Doing a solo that would be a lyric abstractionism.
But this body is a human form, and, on stage, it is figurative of that same form. Even though it is figurative — in the sense that it represents — it can, by way of an exercise, be composed of movements as if in a lyrical abstractionism. Or is it rather a stylized figurativism?
(A solo between lyrical abstractionism and figurativism).
Once it is figurative, what once was abstract ceases to be so. And immediately something else adds itself to it (current). One single person, alone on a stage, hardly avoids not to be so … but is someone else here? I’ve been here for so long. What is this? What are these things? Oh! It’s me! Where am I? I’m stuck in this place.
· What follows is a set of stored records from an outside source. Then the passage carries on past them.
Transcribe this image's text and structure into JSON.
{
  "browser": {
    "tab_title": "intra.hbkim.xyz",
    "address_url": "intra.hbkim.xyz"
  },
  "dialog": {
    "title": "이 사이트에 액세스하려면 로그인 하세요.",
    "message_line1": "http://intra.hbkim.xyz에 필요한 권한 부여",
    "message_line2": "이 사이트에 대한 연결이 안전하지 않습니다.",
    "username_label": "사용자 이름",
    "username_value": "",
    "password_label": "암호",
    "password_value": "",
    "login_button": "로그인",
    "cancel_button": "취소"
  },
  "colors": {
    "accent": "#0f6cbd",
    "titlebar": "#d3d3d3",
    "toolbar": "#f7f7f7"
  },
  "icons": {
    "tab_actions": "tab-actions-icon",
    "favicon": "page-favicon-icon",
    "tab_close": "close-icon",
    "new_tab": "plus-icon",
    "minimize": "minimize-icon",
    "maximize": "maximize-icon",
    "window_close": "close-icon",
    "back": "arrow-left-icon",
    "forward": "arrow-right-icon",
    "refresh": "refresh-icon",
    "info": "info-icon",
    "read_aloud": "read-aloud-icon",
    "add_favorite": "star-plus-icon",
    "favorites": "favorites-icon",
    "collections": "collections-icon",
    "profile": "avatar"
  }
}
Are they (chains)?*
*The portuguese word “corrente” – from the latin currens (running, hastening) – meansboth “movement”, in the sense of an artistic movement, and “chain”, as in being chained, restrained or confined to such a movement.
Tânia Carvalho
Tânia Carvalho (1976) was born in Viana do Castelo and lives in Lisbon. She is best known as a choreographer with a career spanning over 20 years, she also works in other artistic fields, such as music, drawing, and film.
Her choreography work includes pieces for the Lyon Opera Ballet (Xylographie), the Company of Elders in London (I Walk, You Sing), the National Ballet of Portugal (S), the Paulo Ribeiro Company (How will I do this?), Dançando com a Diferença (Doesdicon), and Ballet National de Marseille (one of four periods in time), among many others.
She has been developing several musical projects, of which stand out Madmud, Idiolecto and dubloc barulin. In 2018, she directed A Bag and a Stone – dance piece for screen, her first film.
She received the Young Creators Award 2000, with Inicialmente Previsto, and received the Prémio Autores from the Portuguese Society of Authors, for Icosahedron (2012) and oneironaut (2021).